Nur noch aufraffen und wegschmeißen hört sich einfacher an, als es ist.
Das ist mir immer so besonders schwer gefallen, weil ich mich entscheiden musste, was weg kann.
Ich hatte immer das Gefühl, ich kann NICHTS entbehren.

Inzwischen geht es bei mir schon recht gut, weil ich mir Raubtiggers Worte wirklich zu Herzen genommen habe:
"Du bist es wert, schöne Unterwäsche zu tragen!"
Das ging zwar nicht an mich, aber ich hab daraufhin tatsächlich mal meine ganzen ollen Slips angeguckt,
die schon Löcher hatten ("Sommerkollektion") und wo schon das Gummi lose war...
"Ach, das geht ja noch..."
NEIN! motzen schimpfen Weg damit! kick in the a.....

Das war der Anfang meines Befreiungsschlages. Und nun geht es fast täglich weiter.
Manchmal fällt es schwer, und manchmal ärgere ich mich hinterher: "Die schöne Bluse!"

Dann sag ich mir: EGAL! Weg ist weg! Und dann kann ich mich auch freuen.
Platz ist wichtiger, als der Pullover, den ich schon 2 Jahre nicht getragen habe, weil er mir nicht mehr gefällt!
Oder die Hose, die am Bauch kneift.

Das Horten hab ich mir in Zeiten chronischen Geldmangels angewöhnt.
Klar, wenn man zu wenig Geld hat, sogar auf dem Flohmarkt was zu kaufen, hebt man jeden Schrott auf.

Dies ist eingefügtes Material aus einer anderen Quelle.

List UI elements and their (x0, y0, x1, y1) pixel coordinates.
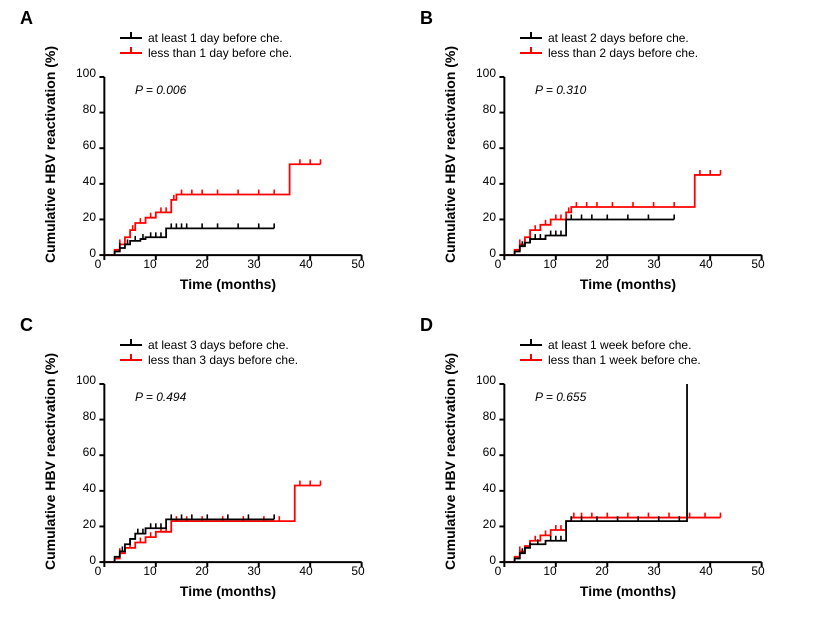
legend-swatch-red (520, 49, 542, 57)
xtick-label: 0 (488, 564, 508, 578)
xtick-label: 50 (748, 257, 768, 271)
ytick-label: 20 (468, 517, 496, 531)
legend-text: less than 1 week before che. (548, 353, 701, 367)
x-axis-label: Time (months) (98, 583, 358, 599)
legend-text: at least 1 day before che. (148, 31, 283, 45)
legend-text: at least 2 days before che. (548, 31, 689, 45)
legend-text: at least 1 week before che. (548, 338, 691, 352)
xtick-label: 40 (296, 257, 316, 271)
ytick-label: 40 (468, 174, 496, 188)
plot-area: 02040608010001020304050 (498, 73, 758, 253)
xtick-label: 10 (140, 257, 160, 271)
x-axis-label: Time (months) (98, 276, 358, 292)
xtick-label: 30 (644, 564, 664, 578)
legend-text: less than 1 day before che. (148, 46, 292, 60)
legend-row: at least 2 days before che. (520, 30, 698, 45)
ytick-label: 60 (468, 445, 496, 459)
ytick-label: 20 (468, 210, 496, 224)
ytick-label: 80 (468, 102, 496, 116)
legend-text: at least 3 days before che. (148, 338, 289, 352)
ytick-label: 60 (468, 138, 496, 152)
legend-swatch-black (520, 341, 542, 349)
legend-text: less than 3 days before che. (148, 353, 298, 367)
legend-row: at least 3 days before che. (120, 337, 298, 352)
legend-swatch-black (520, 34, 542, 42)
ytick-label: 40 (468, 481, 496, 495)
panel-letter: A (20, 8, 33, 29)
xtick-label: 10 (540, 257, 560, 271)
legend-swatch-red (520, 356, 542, 364)
ytick-label: 100 (68, 373, 96, 387)
plot-area: 02040608010001020304050 (498, 380, 758, 560)
legend: at least 1 day before che.less than 1 da… (120, 30, 292, 60)
legend-swatch-black (120, 341, 142, 349)
ytick-label: 80 (68, 409, 96, 423)
ytick-label: 80 (468, 409, 496, 423)
ytick-label: 100 (68, 66, 96, 80)
xtick-label: 20 (192, 257, 212, 271)
ytick-label: 40 (68, 174, 96, 188)
y-axis-label: Cumulative HBV reactivation (%) (42, 46, 58, 263)
y-axis-label: Cumulative HBV reactivation (%) (42, 353, 58, 570)
legend-row: less than 2 days before che. (520, 45, 698, 60)
figure-root: A Cumulative HBV reactivation (%) Time (mo… (0, 0, 814, 617)
xtick-label: 30 (244, 257, 264, 271)
legend-row: at least 1 week before che. (520, 337, 701, 352)
ytick-label: 20 (68, 517, 96, 531)
legend: at least 2 days before che.less than 2 d… (520, 30, 698, 60)
xtick-label: 0 (488, 257, 508, 271)
xtick-label: 0 (88, 257, 108, 271)
xtick-label: 20 (592, 564, 612, 578)
panel-letter: C (20, 315, 33, 336)
xtick-label: 30 (644, 257, 664, 271)
x-axis-label: Time (months) (498, 276, 758, 292)
xtick-label: 20 (192, 564, 212, 578)
ytick-label: 60 (68, 138, 96, 152)
legend-row: less than 3 days before che. (120, 352, 298, 367)
xtick-label: 0 (88, 564, 108, 578)
ytick-label: 20 (68, 210, 96, 224)
xtick-label: 40 (696, 257, 716, 271)
legend-text: less than 2 days before che. (548, 46, 698, 60)
panel-c: C Cumulative HBV reactivation (%) Time (mo… (20, 315, 400, 615)
panel-letter: D (420, 315, 433, 336)
legend-swatch-red (120, 356, 142, 364)
ytick-label: 80 (68, 102, 96, 116)
panel-a: A Cumulative HBV reactivation (%) Time (mo… (20, 8, 400, 308)
xtick-label: 50 (348, 564, 368, 578)
xtick-label: 50 (748, 564, 768, 578)
y-axis-label: Cumulative HBV reactivation (%) (442, 353, 458, 570)
x-axis-label: Time (months) (498, 583, 758, 599)
plot-area: 02040608010001020304050 (98, 73, 358, 253)
panel-d: D Cumulative HBV reactivation (%) Time (mo… (420, 315, 800, 615)
ytick-label: 100 (468, 373, 496, 387)
xtick-label: 50 (348, 257, 368, 271)
legend-row: less than 1 week before che. (520, 352, 701, 367)
xtick-label: 40 (296, 564, 316, 578)
legend-swatch-red (120, 49, 142, 57)
plot-area: 02040608010001020304050 (98, 380, 358, 560)
ytick-label: 40 (68, 481, 96, 495)
xtick-label: 40 (696, 564, 716, 578)
legend: at least 3 days before che.less than 3 d… (120, 337, 298, 367)
y-axis-label: Cumulative HBV reactivation (%) (442, 46, 458, 263)
ytick-label: 60 (68, 445, 96, 459)
ytick-label: 100 (468, 66, 496, 80)
legend-swatch-black (120, 34, 142, 42)
xtick-label: 20 (592, 257, 612, 271)
legend: at least 1 week before che.less than 1 w… (520, 337, 701, 367)
panel-b: B Cumulative HBV reactivation (%) Time (mo… (420, 8, 800, 308)
xtick-label: 10 (140, 564, 160, 578)
xtick-label: 10 (540, 564, 560, 578)
legend-row: less than 1 day before che. (120, 45, 292, 60)
panel-letter: B (420, 8, 433, 29)
xtick-label: 30 (244, 564, 264, 578)
legend-row: at least 1 day before che. (120, 30, 292, 45)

Aber als mein Schrank so voll war, dass ich nichts mehr ordentlich reinlegen konnte,
und reinstopfen auch nur noch mit Mühe ging, und die Türen dauernd aufsprangen.... Verlegen Verlegen Verlegen

... da hab ich mich wirklich ernsthaft gefragt, ob das noch gut für mich ist.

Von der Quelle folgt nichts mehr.